CST438 - Week 6

 How to Break Up With a Monolith

This week in CST-438 Software Engineering, we took a major step forward in the evolution of our learning management system by transitioning from a monolithic backend architecture to a microservice-based design. Our backend was split into two distinct services, each focused on a specific domain of functionality. To facilitate communication between the services, we implemented proxy components and used RabbitMQ, a reliable message-broker system designed for asynchronous inter-service messaging.

As part of this shift, we also refactored the frontend of our application so that it could interact independently with both backend services. Each microservice now operates on its own dedicated port, and the frontend routes its requests accordingly. This change not only promotes modularity but also makes the system more scalable and easier to maintain.

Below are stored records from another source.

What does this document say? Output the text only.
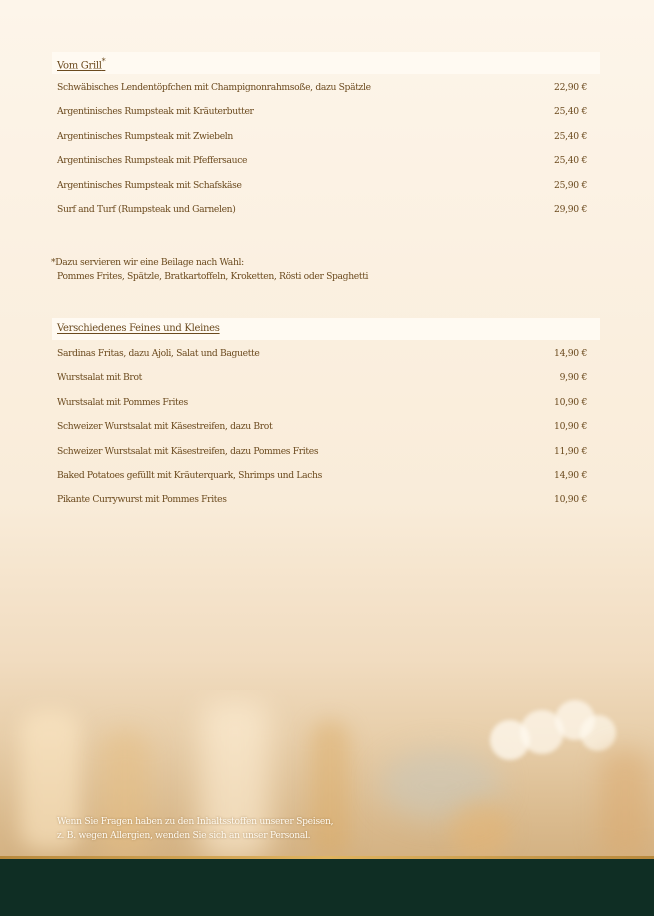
Vom Grill*
Schwäbisches Lendentöpfchen mit Champignonrahmsoße, dazu Spätzle	22,90 €
Argentinisches Rumpsteak mit Kräuterbutter	25,40 €
Argentinisches Rumpsteak mit Zwiebeln	25,40 €
Argentinisches Rumpsteak mit Pfeffersauce	25,40 €
Argentinisches Rumpsteak mit Schafskäse	25,90 €
Surf and Turf (Rumpsteak und Garnelen)	29,90 €
*Dazu servieren wir eine Beilage nach Wahl:
Pommes Frites, Spätzle, Bratkartoffeln, Kroketten, Rösti oder Spaghetti
Verschiedenes Feines und Kleines
Sardinas Fritas, dazu Ajoli, Salat und Baguette	14,90 €
Wurstsalat mit Brot	9,90 €
Wurstsalat mit Pommes Frites	10,90 €
Schweizer Wurstsalat mit Käsestreifen, dazu Brot	10,90 €
Schweizer Wurstsalat mit Käsestreifen, dazu Pommes Frites	11,90 €
Baked Potatoes gefüllt mit Kräuterquark, Shrimps und Lachs	14,90 €
Pikante Currywurst mit Pommes Frites	10,90 €
Wenn Sie Fragen haben zu den Inhaltsstoffen unserer Speisen,
z. B. wegen Allergien, wenden Sie sich an unser Personal.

This approach aligns with the principles of Service-Oriented Architecture (SOA), where systems are built as a collection of loosely coupled services. In SOA, each service is designed to perform a specific business function and communicate with other services through well-defined interfaces. This separation of concerns improves flexibility, allows independent development and deployment of services, and enhances system resilience; one service can fail or be updated without necessarily affecting others.

Implementing RabbitMQ added a layer of decoupling by allowing services to communicate asynchronously, rather than relying on direct calls. This increases the system’s ability to handle higher loads and enables more fault-tolerant communication between services.

Overall, this week's work provided a hands-on understanding of microservices and SOA, showing how these architectural choices can lead to more robust and adaptable software systems.